China’s ‘Greater Bay Area’ plan will not compromise Hong Kong’s judicial independence, city leader Carrie Lam says
At meeting of leaders from pan-Pearl River Delta, chief executive also extols virtues of soon-to-open high-speed rail line to mainland
Hong Kong’s leader said on Wednesday the city’s judicial independence and other strengths would not be compromised under Beijing’s plan to integrate it and its neighbours into a dynamic economic hub.
Chief Executive Carrie Lam Cheng Yuet-ngor also said she expected new cross-border transport projects, such as a high-speed rail line to open later this month, to reinforce Hong Kong’s role as an international logistics hub.
Lam made the remarks as she visited Guangzhou to attend a series of meetings. She was at the opening of a high-ranking regional forum alongside top officials from the pan-Pearl River Delta – an area encompassing Hong Kong, Macau, Guangdong province and eight other mainland provinces or regions in southern and southwestern China.
The regional forum has been organised every year, or every other year, since 2004. Mainland officials who attended the opening ceremony this year included Guangdong party chief Li Xi and governor Ma Xingrui.
Speaking at a legal services forum organised by Hong Kong’s justice department, and Trade Development Council, Lam dismissed critics’ worries over Beijing’s “Greater Bay Area” plan, which aims at integrating Hong Kong, Macau and nine Guangdong cities into an innovation hub rivalling Silicon Valley.
“Some people are worried that the plan will affect the implementation of ‘one country, two systems’ ... But Hong Kong’s integration would surely not make one country, two systems a blurry [principle],” she said.
Lam’s remarks came weeks after two former senior Hong Kong officials urged authorities to highlight the city’s judicial independence under the principle, under which it has been governed since it was handed from British to Chinese rule in 1997.

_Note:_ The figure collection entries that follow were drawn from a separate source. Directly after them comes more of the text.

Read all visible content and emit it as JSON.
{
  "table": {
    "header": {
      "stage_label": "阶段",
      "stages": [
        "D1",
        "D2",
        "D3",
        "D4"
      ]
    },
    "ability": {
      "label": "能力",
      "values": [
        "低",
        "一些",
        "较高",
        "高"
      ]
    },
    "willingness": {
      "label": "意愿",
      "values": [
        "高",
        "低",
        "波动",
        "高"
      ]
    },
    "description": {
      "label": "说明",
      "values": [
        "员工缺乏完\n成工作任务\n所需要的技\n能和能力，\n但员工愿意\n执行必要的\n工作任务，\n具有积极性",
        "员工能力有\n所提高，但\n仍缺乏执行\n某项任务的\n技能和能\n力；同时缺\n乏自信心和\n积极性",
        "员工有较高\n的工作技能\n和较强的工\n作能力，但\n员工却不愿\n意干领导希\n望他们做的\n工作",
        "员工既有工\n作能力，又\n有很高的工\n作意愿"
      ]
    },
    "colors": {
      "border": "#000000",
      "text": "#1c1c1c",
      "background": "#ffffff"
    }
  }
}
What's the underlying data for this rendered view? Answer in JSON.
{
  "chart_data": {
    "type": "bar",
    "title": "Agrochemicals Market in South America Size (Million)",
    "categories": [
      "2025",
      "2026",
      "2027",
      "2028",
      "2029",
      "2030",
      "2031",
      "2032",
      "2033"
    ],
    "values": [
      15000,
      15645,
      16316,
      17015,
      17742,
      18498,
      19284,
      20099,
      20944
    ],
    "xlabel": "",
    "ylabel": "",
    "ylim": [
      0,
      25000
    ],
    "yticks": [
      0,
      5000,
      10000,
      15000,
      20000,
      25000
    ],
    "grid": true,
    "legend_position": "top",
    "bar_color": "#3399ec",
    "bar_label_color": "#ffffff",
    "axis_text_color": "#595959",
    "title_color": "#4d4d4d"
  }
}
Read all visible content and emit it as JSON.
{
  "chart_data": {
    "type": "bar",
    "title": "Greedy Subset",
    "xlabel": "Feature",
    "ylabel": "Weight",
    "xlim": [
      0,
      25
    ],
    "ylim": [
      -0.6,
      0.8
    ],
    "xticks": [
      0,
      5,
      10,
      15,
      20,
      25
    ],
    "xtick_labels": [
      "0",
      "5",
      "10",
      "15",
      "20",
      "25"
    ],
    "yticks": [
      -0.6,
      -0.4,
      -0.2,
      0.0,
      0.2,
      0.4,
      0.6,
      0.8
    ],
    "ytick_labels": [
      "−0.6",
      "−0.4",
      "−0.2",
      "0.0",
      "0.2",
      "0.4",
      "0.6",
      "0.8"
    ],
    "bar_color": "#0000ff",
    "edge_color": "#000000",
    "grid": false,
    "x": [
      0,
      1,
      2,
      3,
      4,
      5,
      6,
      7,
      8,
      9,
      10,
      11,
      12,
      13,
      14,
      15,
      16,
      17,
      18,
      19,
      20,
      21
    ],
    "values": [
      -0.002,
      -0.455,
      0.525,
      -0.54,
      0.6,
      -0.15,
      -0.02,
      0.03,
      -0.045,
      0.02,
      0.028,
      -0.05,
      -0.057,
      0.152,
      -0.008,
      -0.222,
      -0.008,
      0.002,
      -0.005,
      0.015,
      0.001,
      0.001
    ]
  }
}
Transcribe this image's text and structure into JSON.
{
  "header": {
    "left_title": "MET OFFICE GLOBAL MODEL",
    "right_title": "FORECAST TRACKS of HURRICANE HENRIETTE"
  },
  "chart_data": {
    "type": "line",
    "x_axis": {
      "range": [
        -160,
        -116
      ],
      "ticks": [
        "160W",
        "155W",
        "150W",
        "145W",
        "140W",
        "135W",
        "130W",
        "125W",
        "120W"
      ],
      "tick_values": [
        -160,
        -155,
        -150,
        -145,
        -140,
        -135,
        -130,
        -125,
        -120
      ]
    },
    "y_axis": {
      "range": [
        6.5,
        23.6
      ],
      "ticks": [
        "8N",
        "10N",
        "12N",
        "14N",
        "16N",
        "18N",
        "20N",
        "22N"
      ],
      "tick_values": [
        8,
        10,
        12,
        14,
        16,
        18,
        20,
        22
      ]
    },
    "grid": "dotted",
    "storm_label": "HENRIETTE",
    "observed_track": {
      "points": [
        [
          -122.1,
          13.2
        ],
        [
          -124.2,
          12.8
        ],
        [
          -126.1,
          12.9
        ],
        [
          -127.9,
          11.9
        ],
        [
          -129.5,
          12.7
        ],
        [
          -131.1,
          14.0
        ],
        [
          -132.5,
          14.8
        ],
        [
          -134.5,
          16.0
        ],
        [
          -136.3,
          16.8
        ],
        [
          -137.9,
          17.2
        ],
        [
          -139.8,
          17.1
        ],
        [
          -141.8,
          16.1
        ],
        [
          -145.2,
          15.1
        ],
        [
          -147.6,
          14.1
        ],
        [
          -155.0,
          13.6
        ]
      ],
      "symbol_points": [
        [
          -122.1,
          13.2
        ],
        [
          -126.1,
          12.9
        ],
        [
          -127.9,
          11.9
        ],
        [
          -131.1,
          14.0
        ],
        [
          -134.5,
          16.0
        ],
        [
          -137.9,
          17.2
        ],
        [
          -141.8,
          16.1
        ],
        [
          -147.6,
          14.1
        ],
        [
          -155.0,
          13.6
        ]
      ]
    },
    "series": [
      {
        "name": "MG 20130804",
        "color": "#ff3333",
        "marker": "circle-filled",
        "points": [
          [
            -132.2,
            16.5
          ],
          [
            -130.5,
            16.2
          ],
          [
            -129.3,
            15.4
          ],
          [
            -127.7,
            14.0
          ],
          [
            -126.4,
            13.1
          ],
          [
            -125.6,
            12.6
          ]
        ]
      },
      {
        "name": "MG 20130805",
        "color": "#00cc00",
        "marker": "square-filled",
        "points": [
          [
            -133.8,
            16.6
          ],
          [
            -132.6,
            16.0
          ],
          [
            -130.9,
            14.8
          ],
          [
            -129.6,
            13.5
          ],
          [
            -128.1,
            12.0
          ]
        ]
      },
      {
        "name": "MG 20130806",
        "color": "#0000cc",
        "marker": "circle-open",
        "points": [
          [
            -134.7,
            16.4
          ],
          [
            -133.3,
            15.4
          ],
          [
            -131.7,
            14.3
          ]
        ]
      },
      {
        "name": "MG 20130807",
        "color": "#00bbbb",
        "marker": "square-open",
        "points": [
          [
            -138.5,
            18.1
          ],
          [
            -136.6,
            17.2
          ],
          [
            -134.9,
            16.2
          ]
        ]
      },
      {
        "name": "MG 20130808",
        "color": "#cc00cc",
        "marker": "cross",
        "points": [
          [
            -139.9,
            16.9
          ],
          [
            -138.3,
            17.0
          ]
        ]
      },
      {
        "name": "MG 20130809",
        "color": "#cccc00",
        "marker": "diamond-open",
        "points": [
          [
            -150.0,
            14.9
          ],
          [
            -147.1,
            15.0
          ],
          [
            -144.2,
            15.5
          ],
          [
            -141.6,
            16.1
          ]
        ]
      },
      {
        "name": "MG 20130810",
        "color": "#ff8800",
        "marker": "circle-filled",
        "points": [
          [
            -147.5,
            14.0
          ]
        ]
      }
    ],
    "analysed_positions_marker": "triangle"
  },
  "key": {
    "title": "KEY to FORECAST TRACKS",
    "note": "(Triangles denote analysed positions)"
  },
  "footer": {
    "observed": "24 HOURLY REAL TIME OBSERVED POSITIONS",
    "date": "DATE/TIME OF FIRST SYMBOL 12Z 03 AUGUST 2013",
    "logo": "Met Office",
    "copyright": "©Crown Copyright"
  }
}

Ex-justice chief Rimsky Yuen Kwok-keung and ex-finance minister Antony Leung Kam-chung said there were “misconceptions” internationally regarding the city’s legal system.
Quoting President Xi Jinping, Lam said one country, two systems was an important foundation for the Greater Bay Area to be influential internationally.
“Judicial independence is crucial in maintaining our rule of law ... We will give full play to our strengths in supporting and pushing forward the development of the bay area,” she said.
Earlier on Wednesday, Lam said at the forum’s opening ceremony that the integration project would work well with the “Belt and Road Initiative”, a transcontinental trade and infrastructure investment initiative proposed by Xi.
“The bay area’s development will offer strong support for belt and road, as it will make the region’s market more open,” she said.
“Hong Kong is also an important transport and logistics hub under the Belt and Road Initiative.”
She said that while it had taken her two hours to travel from Hong Kong to Guangzhou on Monday, the travel time between the cities would be cut to less than 50 minutes when the Hong Kong section of the Guangzhou-Shenzhen-Hong Kong Express Rail Link opens on September 23.
“Among the 44 [mainland] stations with direct trains from the West Kowloon station, 37 are in the pan-Pearl River Delta region ... I would like to invite our good friends from the region to come to Hong Kong to take a look soon.”
At the opening ceremony, Guangdong party chief Li and Hu Zucai, deputy director of the National Development and Reform Commission, both touched on the importance of the region taking opportunities under the Belt and Road Initiative and the bay area project to promote economic growth.
Li said that since 2012 cooperation had strengthened among the provinces and regions represented, and it had helped the region’s economy grow stronger and more competitive. He said as of last year, the total GDP of the pan-Pearl River Delta region was nearly 30 trillion yuan (US$4.4 trillion), or about a third of China’s total gross domestic product.
Lam joined other meetings on Wednesday, exchanging views with business and political leaders from Macau and the mainland provinces. That included a meeting with Fujian provincial governor Tang Dengjie.